Michael was thoughtful. ‘Someone has obviously been making copies of the real one in an attempt to make his fortune.’

‘If there is a real one,’ said de Wetherset. ‘But regardless, local convents will jump at an opportunity to buy a relic of St Hugh, especially if it is made of silver.’

‘I doubt these are silver,’ said Bartholomew. ‘There is a spotting on them that suggests they are forged from some base metal.’

‘Well, they look silver to me,’ said de Wetherset, ‘so they will look silver to potential buyers. I was right to be sceptical of Simon’s chalice – the poor man was as deceived as those impertinent women. I always knew he did not possess my abilities.’

‘What abilities?’ asked Suttone sulkily. He had been enjoying himself in Ravenser’s House of Pleasure, and held de Wetherset responsible for bringing a pleasant evening to a premature end.

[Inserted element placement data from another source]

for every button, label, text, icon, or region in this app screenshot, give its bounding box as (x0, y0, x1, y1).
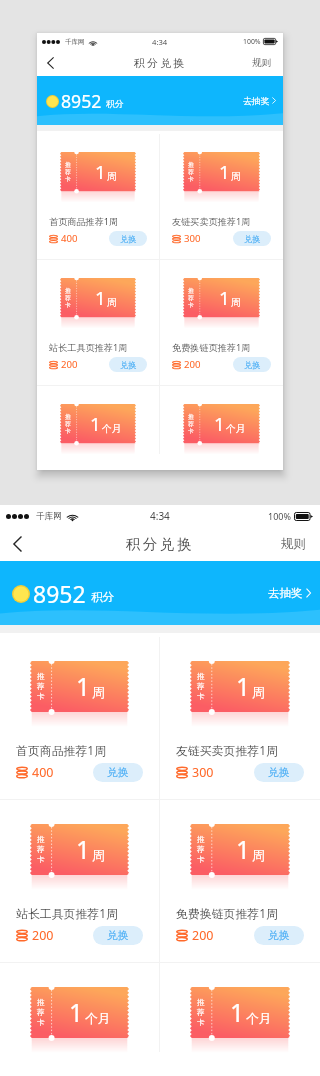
staticText: 首页商品推荐1周 (49, 215, 119, 227)
button[interactable]: 兑换 (109, 231, 147, 246)
staticText: 个月 (246, 1011, 272, 1027)
staticText: 卡 (37, 855, 45, 865)
staticText: 兑换 (120, 234, 137, 244)
staticText: 荐 (188, 294, 194, 301)
button[interactable]: 兑换 (254, 926, 304, 945)
staticText: 卡 (197, 1018, 205, 1028)
button[interactable]: 推 (37, 134, 159, 259)
staticText: 400 (61, 232, 78, 245)
staticText: 荐 (197, 845, 205, 855)
staticText: 荐 (65, 420, 71, 427)
button[interactable]: 推 (160, 637, 320, 799)
staticText: 卡 (197, 855, 205, 865)
staticText: 1 (76, 833, 91, 866)
staticText: 卡 (37, 1018, 45, 1028)
staticText: 周 (252, 685, 265, 701)
staticText: 1 (90, 411, 101, 437)
button[interactable]: 推 (160, 134, 283, 259)
staticText: 周 (231, 297, 241, 309)
staticText: 千库网 (65, 38, 85, 46)
staticText: 推 (37, 998, 45, 1008)
staticText: 首页商品推荐1周 (16, 742, 107, 758)
button[interactable]: 推 (0, 637, 159, 799)
staticText: 周 (252, 848, 265, 864)
button[interactable]: 推 (0, 800, 159, 962)
staticText: 1 (236, 670, 251, 703)
staticText: 300 (184, 232, 201, 245)
staticText: 推 (65, 161, 71, 168)
staticText: 1 (214, 411, 225, 437)
staticText: 兑换 (244, 234, 261, 244)
staticText: 荐 (188, 420, 194, 427)
staticText: 1 (219, 285, 230, 311)
staticText: 200 (184, 358, 201, 371)
staticText: 1 (76, 670, 91, 703)
staticText: 规则 (281, 536, 306, 552)
button[interactable]: 推 (160, 260, 283, 385)
staticText: 友链买卖页推荐1周 (172, 215, 251, 227)
staticText: 周 (107, 171, 117, 183)
staticText: 300 (192, 764, 214, 781)
staticText: 8952 (33, 578, 86, 609)
staticText: 兑换 (268, 766, 290, 780)
staticText: 1 (69, 996, 84, 1029)
staticText: 友链买卖页推荐1周 (176, 742, 278, 758)
staticText: 荐 (188, 168, 194, 175)
staticText: 卡 (65, 301, 71, 308)
button[interactable]: 兑换 (233, 231, 271, 246)
staticText: 1 (95, 285, 106, 311)
staticText: 推 (188, 287, 194, 294)
staticText: 免费换链页推荐1周 (172, 341, 251, 353)
staticText: 卡 (65, 175, 71, 182)
staticText: 积分 (106, 98, 124, 109)
staticText: 兑换 (120, 360, 137, 370)
staticText: 8952 (61, 89, 102, 113)
staticText: 个月 (85, 1011, 111, 1027)
staticText: 荐 (37, 1008, 45, 1018)
staticText: 200 (61, 358, 78, 371)
button[interactable]: 去抽奖 (234, 76, 283, 125)
button[interactable]: 兑换 (254, 763, 304, 782)
staticText: 200 (32, 927, 54, 944)
staticText: 卡 (197, 692, 205, 702)
button[interactable]: 推 (160, 800, 320, 962)
staticText: 推 (188, 413, 194, 420)
staticText: 4:34 (150, 509, 170, 523)
staticText: 积分兑换 (126, 535, 194, 553)
staticText: 个月 (102, 423, 122, 435)
staticText: 100% (243, 37, 261, 46)
staticText: 荐 (197, 1008, 205, 1018)
button[interactable]: 规则 (241, 50, 283, 76)
staticText: 积分兑换 (134, 56, 187, 70)
button[interactable]: 推 (160, 963, 320, 1052)
staticText: 推 (65, 413, 71, 420)
staticText: 100% (268, 510, 291, 522)
button[interactable]: 兑换 (93, 926, 143, 945)
button[interactable]: 去抽奖 (256, 561, 320, 625)
staticText: 兑换 (107, 766, 129, 780)
staticText: 卡 (188, 175, 194, 182)
staticText: 千库网 (36, 511, 62, 522)
button[interactable]: 规则 (267, 527, 320, 561)
staticText: 200 (192, 927, 214, 944)
staticText: 规则 (252, 57, 272, 69)
button[interactable]: 兑换 (109, 357, 147, 372)
staticText: 推 (197, 672, 205, 682)
button[interactable]: 推 (0, 963, 159, 1052)
staticText: 卡 (188, 427, 194, 434)
staticText: 免费换链页推荐1周 (176, 905, 278, 921)
button[interactable]: 兑换 (233, 357, 271, 372)
button[interactable]: Back (37, 50, 63, 76)
staticText: 去抽奖 (243, 95, 270, 106)
staticText: 兑换 (244, 360, 261, 370)
staticText: 周 (107, 297, 117, 309)
button[interactable]: 兑换 (93, 763, 143, 782)
staticText: 兑换 (268, 929, 290, 943)
staticText: 1 (95, 159, 106, 185)
button[interactable]: Back (0, 527, 34, 561)
button[interactable]: 推 (37, 260, 159, 385)
staticText: 周 (92, 848, 105, 864)
staticText: 推 (65, 287, 71, 294)
button[interactable]: 推 (160, 386, 283, 454)
button[interactable]: 推 (37, 386, 159, 454)
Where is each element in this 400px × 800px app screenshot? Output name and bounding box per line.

‘My talent for distinguishing genuine relics from false ones. It is a gift from God.’

Bartholomew was relieved when they reached the Gilbertine Priory, and even more relieved when there was someone waiting to let them in. Prior Roger had not liked the notion that his guests – especially Suttone – might abandon him, and was ready to do all in his power to keep them. He was so determined they should not be obliged to go through his garden a second night, that he had waited in the porter’s lodge himself, to make sure the guard did not fall victim to another flask of drugged wine.

‘There you are,’ he said, leaping to his feet to usher them inside. ‘I was beginning to be worried.’

‘Yes,’ said Michael. ‘It is a dangerous–’

‘Well, you are here now, thank the Lord!’ Roger beamed. ‘I hope you had a good evening. Is it snowing yet? I think we shall have a heavy fall before the night is out.’

‘It is just starting again,’ said Bartholomew. ‘Is Father Simon in the guest-hall?’

Roger shook his head. ‘Hamo saw him with you at Flaxfleete’s funeral. Did you separate afterwards? That was unwise, given the number of villains arriving for Miller’s Market.’

‘Hamo saw us?’ asked Bartholomew uneasily. He had not spotted the wet-lipped Gilbertine, and he disliked the notion that someone had been watching him without his knowledge.

‘Simon has not returned?’ asked Michael, equally unsettled. ‘He left us hours ago, and said he was going to walk straight home. I hope he has not come to any harm.’

Eager to impress them with his level of concern for absent guests, Roger organised a hunt, sending his brethren out to make a thorough search of first the convent’s buildings, and then its grounds. There was no sign of the priest, so Bartholomew offered to walk back to the city, following the route Simon would have taken. Cynric, Michael and three burly lay-brothers accompanied him, but they met with no success.

‘His belongings are here,’ said de Wetherset, when they returned, cold and tired. ‘I have been through them, but there is nothing to suggest he intended to spend the night away. And Suttone and I have spoken to everyone here, and no one has any idea where else he might be.’

‘He is local,’ said Bartholomew. ‘Perhaps he has gone to stay with friends.’